# Need help identifying this



## acpeacemaker (Dec 9, 2011)

Hey all, I hope all is well. I have the good old question if someone can someone tell me what this is? I haven't desoldered it from the board but it looks like there might be some numbers printed on the bottom. The entire thing is encapsulated in a clear resin. The little bubbles have lots of gold wires going to very little chips. I'm not sure what kind of machinery this came from I just found the board. -Andrew


----------



## glondor (Dec 9, 2011)

May be some kind of light emitting diode. LED.


----------



## dtectr (Dec 9, 2011)

Please do not take this personally but hard to tell from crappy cell phone photos. 
But if I had to guess I would have to second LEDs.


----------



## Smack (Dec 9, 2011)

I had a bunch of these just recently, cool looking but can't tell you what they are for. Mine were plugged into a socket on the board and not soldered. I tried looking mine up on google but found nothing about them. Just some kind of diodes. Process them with the rest of your chips.


----------



## tek4g63 (Dec 9, 2011)

I work in the manufacturing of electronics. At first glance I also thought light emmiting diode (LED). But I have never seen an LED with that many traces (wires). I will help with the internet search and report back if I find anything. Because I'm very intrested myself.


----------



## qst42know (Dec 9, 2011)

Looks more like a tiny version of a hybrid circuit.

The layout is similar to this unpopulated larger version.

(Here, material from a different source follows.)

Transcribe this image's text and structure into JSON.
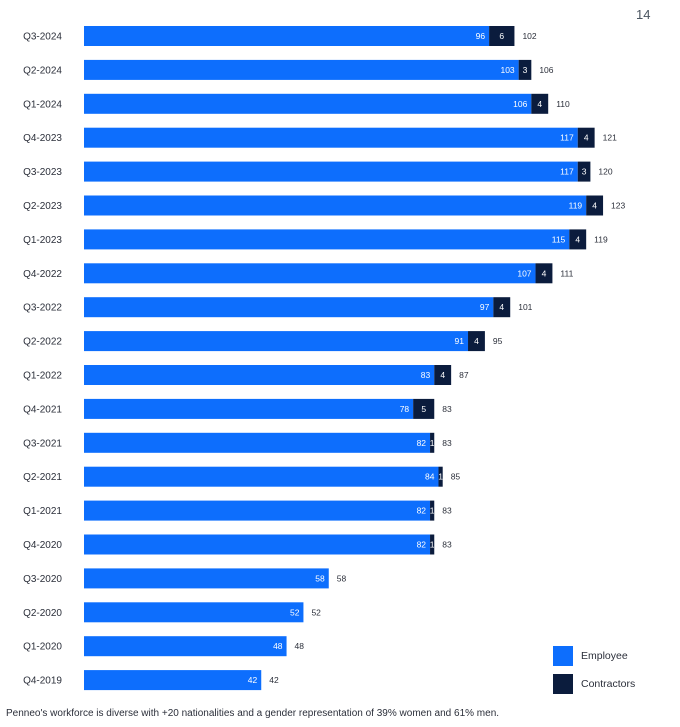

http://de.wikipedia.org/wiki/Datei:KL_Hybrid_Circuit_a.jpg


----------



## resabed01 (Dec 9, 2011)

It appears to be a 4-digit seven segment LED display. They were covered with a clear plastic and the bubble you see acts as a magnifier. This was done because it was cheaper to make the LED die smaller then magnify it. The die is about 1/16" square and the lens bring it up so the display is 0.100" high.
These were very common in 70's electronics, digital watches and calculators before liquid crystal displays were developed.
If I had a better camera I could take some pictures of the ones I have here


----------



## acpeacemaker (Dec 9, 2011)

No offense taken D..that's the best I could get from my camera though. I did find it on ebay. Thank you everyone, Andrew. http://item.mobileweb.ebay.com/viewitem?itemId=250685947416&index=3&nav=SEARCH&nid=47229762864


----------



## texan (Dec 9, 2011)

That would go into the cool and unusual drawer on my work bench. What kind of circuit board was it on?

Texan


----------



## Shaul (Dec 10, 2011)

I've got a couple of those 4-digit displays myself. Too pretty to scrap.

There are always certain things that I just can't bring myself to scrap, either because of their intrinsic beauty or uniqueness, or because I know I will probably never come across another one again. 

Among those things: the second Teletype machine, (the first one I did scrap because of the gold-plated electronics).

A Kaypro-2 (one of the earlier portable computers, complete with keyboard, screen, and two 5 1/4" floppy drives. It weighs around 25 lbs.)

Shaul


----------



## acpeacemaker (Dec 10, 2011)

I found out what this board came from. It was a Speedomax 25000. It turns out I have two of them. -Andrew


----------



## nivrnb (Dec 10, 2011)

I have some of these led's, here is some info and pics.

http://www.mouser.com/ProductDetail/Avago-Technologies/HPDL-1414/?qs=sGAEpiMZZMvkC18yXH9iIsSFKp4VzurG3y5rxW9QXeM%3D

http://www.youtube.com/watch?v=AdVtVHMlLsk


nivrnb


----------



## cleanbucket1 (Jan 31, 2012)

These are realy cool. Ive come across a few myself. I took a 25 by 25 piece of thin plywood and framed it to add the cool things I come across like this. Who knows, maybe one day my "ART " will be worth something. Hahaha.
They are more cool to look at than what the yield would be. Dont come across them very often.


----------